UMC Utrecht


Kankermedicijn taxol is te verbeteren

Het remmen van twee celdelingseiwitten verhoogt de gevoeligheid van kankercellen voor het veelgebruikte kankermedicijn taxol. Onderzoekers van het UMC Utrecht laten dat zien in het tijdschrift PNAS van 23 oktober (online early edition). De vinding zou kunnen leiden tot effectievere chemotherapie met taxol.

Promovenda Aniek Janssen onderzocht twee celdelingseiwitten (Mps1 en BubR1). Remming van deze eiwitten leidt ertoe dat de celdeling stokt omdat het verdubbelde DNA niet evenwichtig verdeeld wordt over de nieuwe cellen. Het bekende antikankermiddel taxol blokkeert via een vergelijkbare strategie de celdeling, maar de effectiviteit daarvan is beperkt.

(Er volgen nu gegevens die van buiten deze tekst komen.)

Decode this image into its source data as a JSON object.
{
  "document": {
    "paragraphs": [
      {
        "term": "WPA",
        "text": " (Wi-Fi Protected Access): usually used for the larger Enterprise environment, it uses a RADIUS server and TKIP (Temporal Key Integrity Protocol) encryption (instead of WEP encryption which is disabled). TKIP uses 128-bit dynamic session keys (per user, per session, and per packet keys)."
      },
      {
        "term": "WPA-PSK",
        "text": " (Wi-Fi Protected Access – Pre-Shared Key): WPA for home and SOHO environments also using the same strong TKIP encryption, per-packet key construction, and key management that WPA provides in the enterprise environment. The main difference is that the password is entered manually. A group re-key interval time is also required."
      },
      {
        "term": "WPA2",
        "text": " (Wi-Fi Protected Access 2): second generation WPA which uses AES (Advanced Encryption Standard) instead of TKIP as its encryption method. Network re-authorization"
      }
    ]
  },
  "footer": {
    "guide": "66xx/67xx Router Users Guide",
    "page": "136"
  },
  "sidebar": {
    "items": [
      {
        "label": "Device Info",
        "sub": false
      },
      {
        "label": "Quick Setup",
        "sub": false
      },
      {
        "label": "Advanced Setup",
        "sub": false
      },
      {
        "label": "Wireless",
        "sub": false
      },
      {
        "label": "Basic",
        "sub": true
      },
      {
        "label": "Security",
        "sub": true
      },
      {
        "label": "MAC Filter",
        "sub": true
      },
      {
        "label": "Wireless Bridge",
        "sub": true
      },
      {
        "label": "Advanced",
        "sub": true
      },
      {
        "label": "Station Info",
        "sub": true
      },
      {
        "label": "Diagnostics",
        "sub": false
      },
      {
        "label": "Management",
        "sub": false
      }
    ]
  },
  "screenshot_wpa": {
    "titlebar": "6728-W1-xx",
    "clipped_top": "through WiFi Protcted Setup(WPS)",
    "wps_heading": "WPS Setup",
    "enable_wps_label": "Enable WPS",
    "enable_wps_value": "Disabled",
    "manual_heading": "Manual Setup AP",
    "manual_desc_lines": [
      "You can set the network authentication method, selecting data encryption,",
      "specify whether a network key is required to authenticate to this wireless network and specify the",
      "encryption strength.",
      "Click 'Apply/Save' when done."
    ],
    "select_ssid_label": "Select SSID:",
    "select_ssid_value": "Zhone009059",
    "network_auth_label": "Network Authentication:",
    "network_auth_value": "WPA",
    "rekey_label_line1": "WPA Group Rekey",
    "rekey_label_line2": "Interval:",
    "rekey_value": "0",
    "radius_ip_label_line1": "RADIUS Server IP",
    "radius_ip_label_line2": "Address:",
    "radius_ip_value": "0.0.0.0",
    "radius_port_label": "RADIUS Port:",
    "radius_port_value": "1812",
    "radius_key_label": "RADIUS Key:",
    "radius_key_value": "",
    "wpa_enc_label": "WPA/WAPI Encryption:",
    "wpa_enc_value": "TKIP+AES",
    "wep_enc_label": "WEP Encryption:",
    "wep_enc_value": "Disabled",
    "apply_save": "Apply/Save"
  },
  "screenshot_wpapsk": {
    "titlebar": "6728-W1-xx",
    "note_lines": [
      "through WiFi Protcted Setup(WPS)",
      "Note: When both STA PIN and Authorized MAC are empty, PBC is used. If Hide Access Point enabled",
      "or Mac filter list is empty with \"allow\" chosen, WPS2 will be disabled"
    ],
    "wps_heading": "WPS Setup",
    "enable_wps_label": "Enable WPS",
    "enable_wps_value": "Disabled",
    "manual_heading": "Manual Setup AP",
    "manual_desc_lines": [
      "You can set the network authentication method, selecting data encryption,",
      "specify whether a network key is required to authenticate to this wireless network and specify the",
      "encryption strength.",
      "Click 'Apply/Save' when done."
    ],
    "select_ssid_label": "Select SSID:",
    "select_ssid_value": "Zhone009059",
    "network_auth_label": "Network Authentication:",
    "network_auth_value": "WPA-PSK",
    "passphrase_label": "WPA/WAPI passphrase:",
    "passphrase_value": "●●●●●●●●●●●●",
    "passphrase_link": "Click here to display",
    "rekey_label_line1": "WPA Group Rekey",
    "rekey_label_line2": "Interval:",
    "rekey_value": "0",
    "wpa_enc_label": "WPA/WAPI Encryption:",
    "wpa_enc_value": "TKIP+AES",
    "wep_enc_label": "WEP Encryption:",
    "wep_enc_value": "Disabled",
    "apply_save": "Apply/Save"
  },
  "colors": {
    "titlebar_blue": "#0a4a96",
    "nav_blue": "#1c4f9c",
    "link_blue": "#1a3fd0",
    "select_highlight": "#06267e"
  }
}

De onderzoekers van het UMC Utrecht laten nu zien dat een combinatie van een lage dosis taxol én het gedeeltelijk uitschakelen van de celdelingseiwitten Mps1 of BubR1 leidt tot hogere sterfte van tumorcellen. De hoge sterfte treedt niet op in gezonde cellen. Dit bekent dat chemotherapie met taxol effectiever en tumorspecifieker zou kunnen worden in combinatie met remmers van Mps1 of BubR1. Zulke remmers bestaan echter nog niet.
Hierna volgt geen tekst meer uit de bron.